W odniesieniu do skargi konstytucyjnej Konstytucja wymaga, aby skarżący uzyskał przed jej wniesieniem ostateczne orzeczenie sądu lub organu administracji, wydane na podstawie zaskarżonej ustawy lub innego aktu normatywnego, które narusza prawa lub wolności skarżącego określone w Konstytucji. Nie budzi najmniejszych wątpliwości, że przy wydawaniu orzeczeń sądy i organy administracji stosują różne normy (ustrojowe, proceduralne i materialne) i różne ustawy. Sama norma może zaś być zbudowana w oparciu o przepisy (jednostki redakcyjne) zawarte w kilku ustawach, które dopiero zastosowane łącznie prowadzą do naruszenia praw podmiotowych, podczas gdy pozostała treść danego aktu (w znaczeniu formalnym) nie budzi wątpliwości konstytucyjnych. Na to właśnie zagadnienie Trybunał zwracał uwagę, przywołując w uzasadnieniu zaskarżonego postanowienia orzeczenie w sprawie SK 38/05. Bezspornie natomiast nie ma tożsamości między tą sprawą i niniejszą skargą konstytucyjną; odmowy nadania skardze konstytucyjnej dalszego biegu nie uzasadniało zatem zastosowanie zasady ne bis in idem.

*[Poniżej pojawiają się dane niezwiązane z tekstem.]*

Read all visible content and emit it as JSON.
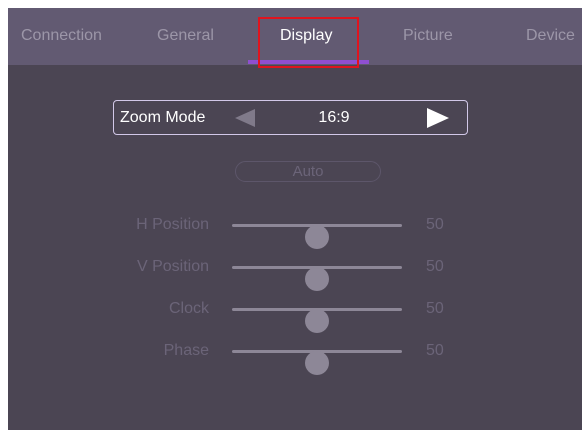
{
  "tabs": [
    {
      "label": "Connection",
      "active": false
    },
    {
      "label": "General",
      "active": false
    },
    {
      "label": "Display",
      "active": true
    },
    {
      "label": "Picture",
      "active": false
    },
    {
      "label": "Device",
      "active": false
    }
  ],
  "zoom": {
    "label": "Zoom Mode",
    "value": "16:9",
    "left_arrow_icon": "triangle-left",
    "right_arrow_icon": "triangle-right"
  },
  "auto_button": {
    "label": "Auto",
    "enabled": false
  },
  "sliders": [
    {
      "label": "H Position",
      "value": "50",
      "level": 0.5
    },
    {
      "label": "V Position",
      "value": "50",
      "level": 0.5
    },
    {
      "label": "Clock",
      "value": "50",
      "level": 0.5
    },
    {
      "label": "Phase",
      "value": "50",
      "level": 0.5
    }
  ],
  "colors": {
    "background": "#4b4553",
    "tab_bar": "#625a72",
    "accent_underline": "#8f4fd0",
    "highlight_box": "#e0141e",
    "disabled_text": "#6b6478"
  }
}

W świetle powyższych uwag oczywiste staje się, że przedmiot skargi konstytucyjnej może stanowić jedynie norma – zrekonstruowana na podstawie jednego przepisu, kilku jednostek redakcyjnych tego samego aktu czy też różnych ustaw. Tylko norma, często jedna z wielu stosowanych przez organ orzekający, determinuje rozstrzygnięcie tak, że prowadzi to do naruszenia praw podmiotowych i dlatego norma, a nie formalnie rozumiany akt normatywny może zostać wyeliminowany z porządku prawnego w wykonaniu kompetencji Trybunału. Z odmienną sytuacją – określoną w art. 69 ustawy o TK – możemy mieć do czynienia w abstrakcyjnych trybach kontroli konstytucyjności norm (por. art. 191 ust. 1 pkt 1–5 Konstytucji), w szczególności przy kontroli prewencyjnej (art. 122 ust. 3 i 4 Konstytucji).

Biorąc powyższe okoliczności pod uwagę, należało nie uwzględnić zażalenia wniesionego na postanowienie Trybunału Konstytucyjnego o odmowie nadania niniejszej skardze konstytucyjnej dalszego biegu.